By the second date, I knew. I also knew that I wanted to share the words. I wanted to proclaim it to the World. But first, I needed to inform Gill. That was easier said than done. I’d danced around the subject. I’d alluded to it. Yet, I hadn’t said the words. Not the actual words. It was not for the lack of trying. Each of my verbal thrusts were skilfully parried. She’d change the subject. She’d distract me. As sixth senses go, it’s a pretty specific one. I deployed cunning by being less obvious. Yet, somehow, she sensed it and deflected me once more.

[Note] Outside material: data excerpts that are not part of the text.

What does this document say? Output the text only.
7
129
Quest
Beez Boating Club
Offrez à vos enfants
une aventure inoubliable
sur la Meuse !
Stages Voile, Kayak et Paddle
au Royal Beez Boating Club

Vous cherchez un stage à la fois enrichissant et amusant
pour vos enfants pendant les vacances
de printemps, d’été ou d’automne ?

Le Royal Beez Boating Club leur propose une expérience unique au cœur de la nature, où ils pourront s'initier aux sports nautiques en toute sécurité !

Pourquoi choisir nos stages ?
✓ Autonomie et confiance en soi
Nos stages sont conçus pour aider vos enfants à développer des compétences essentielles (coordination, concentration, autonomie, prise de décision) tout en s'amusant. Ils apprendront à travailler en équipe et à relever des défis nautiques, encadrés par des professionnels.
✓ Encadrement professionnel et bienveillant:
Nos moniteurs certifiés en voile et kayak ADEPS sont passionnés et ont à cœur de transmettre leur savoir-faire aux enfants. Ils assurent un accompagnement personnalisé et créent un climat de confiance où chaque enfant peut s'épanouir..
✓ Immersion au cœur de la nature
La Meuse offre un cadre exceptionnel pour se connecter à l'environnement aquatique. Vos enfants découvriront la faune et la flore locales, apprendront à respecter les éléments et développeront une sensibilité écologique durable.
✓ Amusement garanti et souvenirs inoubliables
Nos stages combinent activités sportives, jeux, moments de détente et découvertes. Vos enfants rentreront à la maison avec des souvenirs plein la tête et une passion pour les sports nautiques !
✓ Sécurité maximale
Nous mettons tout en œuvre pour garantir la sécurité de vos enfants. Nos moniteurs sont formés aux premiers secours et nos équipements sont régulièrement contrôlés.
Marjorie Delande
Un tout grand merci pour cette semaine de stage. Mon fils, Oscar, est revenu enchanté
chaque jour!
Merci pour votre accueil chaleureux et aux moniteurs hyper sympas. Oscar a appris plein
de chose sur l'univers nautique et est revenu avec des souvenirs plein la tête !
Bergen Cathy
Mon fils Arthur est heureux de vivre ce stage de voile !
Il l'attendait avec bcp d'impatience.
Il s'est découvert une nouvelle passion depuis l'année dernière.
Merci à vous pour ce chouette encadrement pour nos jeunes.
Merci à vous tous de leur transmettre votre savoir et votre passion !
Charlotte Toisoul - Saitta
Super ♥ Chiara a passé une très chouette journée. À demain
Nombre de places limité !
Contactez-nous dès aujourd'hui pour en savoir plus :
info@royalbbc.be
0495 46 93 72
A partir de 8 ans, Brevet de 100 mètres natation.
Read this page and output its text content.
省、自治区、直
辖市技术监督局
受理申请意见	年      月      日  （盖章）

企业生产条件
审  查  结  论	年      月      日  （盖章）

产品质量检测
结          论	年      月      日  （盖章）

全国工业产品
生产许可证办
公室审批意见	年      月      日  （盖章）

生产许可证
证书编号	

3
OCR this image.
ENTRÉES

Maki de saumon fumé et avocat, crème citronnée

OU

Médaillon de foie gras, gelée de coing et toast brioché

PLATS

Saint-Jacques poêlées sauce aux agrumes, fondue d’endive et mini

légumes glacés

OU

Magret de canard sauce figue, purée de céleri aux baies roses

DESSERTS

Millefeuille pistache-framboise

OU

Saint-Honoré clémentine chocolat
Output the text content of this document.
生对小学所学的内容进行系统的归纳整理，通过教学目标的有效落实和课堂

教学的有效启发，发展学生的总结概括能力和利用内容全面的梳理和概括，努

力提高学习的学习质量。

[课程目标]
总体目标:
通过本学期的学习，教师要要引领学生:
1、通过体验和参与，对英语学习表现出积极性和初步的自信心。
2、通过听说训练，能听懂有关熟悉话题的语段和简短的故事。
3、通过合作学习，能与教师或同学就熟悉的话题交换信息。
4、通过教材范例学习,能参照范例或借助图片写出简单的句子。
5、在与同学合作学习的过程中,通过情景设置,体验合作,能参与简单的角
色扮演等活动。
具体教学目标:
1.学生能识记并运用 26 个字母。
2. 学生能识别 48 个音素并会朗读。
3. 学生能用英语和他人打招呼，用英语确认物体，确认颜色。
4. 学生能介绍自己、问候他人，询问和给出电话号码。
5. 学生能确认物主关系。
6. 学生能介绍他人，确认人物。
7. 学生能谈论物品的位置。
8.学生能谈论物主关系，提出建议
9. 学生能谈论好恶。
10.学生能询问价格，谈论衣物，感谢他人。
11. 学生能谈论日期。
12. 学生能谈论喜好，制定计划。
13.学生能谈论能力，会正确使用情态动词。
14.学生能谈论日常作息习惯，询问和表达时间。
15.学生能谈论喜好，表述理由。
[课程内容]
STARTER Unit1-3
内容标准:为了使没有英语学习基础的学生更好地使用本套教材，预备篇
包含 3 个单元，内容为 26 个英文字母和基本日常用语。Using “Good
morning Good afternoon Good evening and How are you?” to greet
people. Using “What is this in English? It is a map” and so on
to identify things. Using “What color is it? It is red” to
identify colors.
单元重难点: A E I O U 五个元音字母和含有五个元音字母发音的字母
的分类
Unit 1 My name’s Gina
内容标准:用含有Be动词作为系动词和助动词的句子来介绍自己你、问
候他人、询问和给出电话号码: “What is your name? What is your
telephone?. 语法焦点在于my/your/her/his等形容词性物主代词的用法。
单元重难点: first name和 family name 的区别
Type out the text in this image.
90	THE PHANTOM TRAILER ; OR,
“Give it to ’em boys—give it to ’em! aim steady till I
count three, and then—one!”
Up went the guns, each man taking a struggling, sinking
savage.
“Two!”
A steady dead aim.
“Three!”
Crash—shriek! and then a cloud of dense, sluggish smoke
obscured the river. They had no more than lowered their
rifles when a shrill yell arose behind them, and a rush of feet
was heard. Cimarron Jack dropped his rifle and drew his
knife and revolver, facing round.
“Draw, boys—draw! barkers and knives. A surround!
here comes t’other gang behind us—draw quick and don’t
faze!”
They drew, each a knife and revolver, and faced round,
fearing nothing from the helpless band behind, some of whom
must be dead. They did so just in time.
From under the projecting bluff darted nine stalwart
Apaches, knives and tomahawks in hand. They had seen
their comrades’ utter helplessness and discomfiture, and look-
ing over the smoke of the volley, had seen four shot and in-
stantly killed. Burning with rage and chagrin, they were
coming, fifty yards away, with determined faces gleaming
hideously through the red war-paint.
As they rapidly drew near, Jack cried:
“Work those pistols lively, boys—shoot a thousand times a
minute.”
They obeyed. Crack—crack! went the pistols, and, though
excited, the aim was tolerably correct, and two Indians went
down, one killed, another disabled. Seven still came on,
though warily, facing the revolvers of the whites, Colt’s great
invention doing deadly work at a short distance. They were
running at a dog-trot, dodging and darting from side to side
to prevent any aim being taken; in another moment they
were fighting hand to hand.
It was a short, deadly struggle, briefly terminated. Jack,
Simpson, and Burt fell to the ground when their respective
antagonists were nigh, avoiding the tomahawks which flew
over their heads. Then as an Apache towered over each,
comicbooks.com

One question lingered. One negative thought. One unbearable possibility. Reciprocation. What other reason could there be? She was protecting me from a reality I couldn’t handle. While the thought crushed me, it deepened the feeling of the words I wanted to share. I was oblivious to the fact that it was too soon. And, I was blind to the possibility that she might be as scared as I was. Maybe she also had scars? I resolved to dial down the intensity, to retreat from the words I wanted to say. I broke my resolution just hours after making it. In ‘The Glens’, a classic working class pub on Constitution Road, Dundee, I said it.
“I know you don’t want me to say it, but I’m saying it - I love you.”
I said it fast, leaving no gaps where she could wedge a distraction. Without hesitation Gill repeated the final three words of my proclamation. I have never felt a joy like it. The relief in knowing we were on the same page and that our life, together, could begin.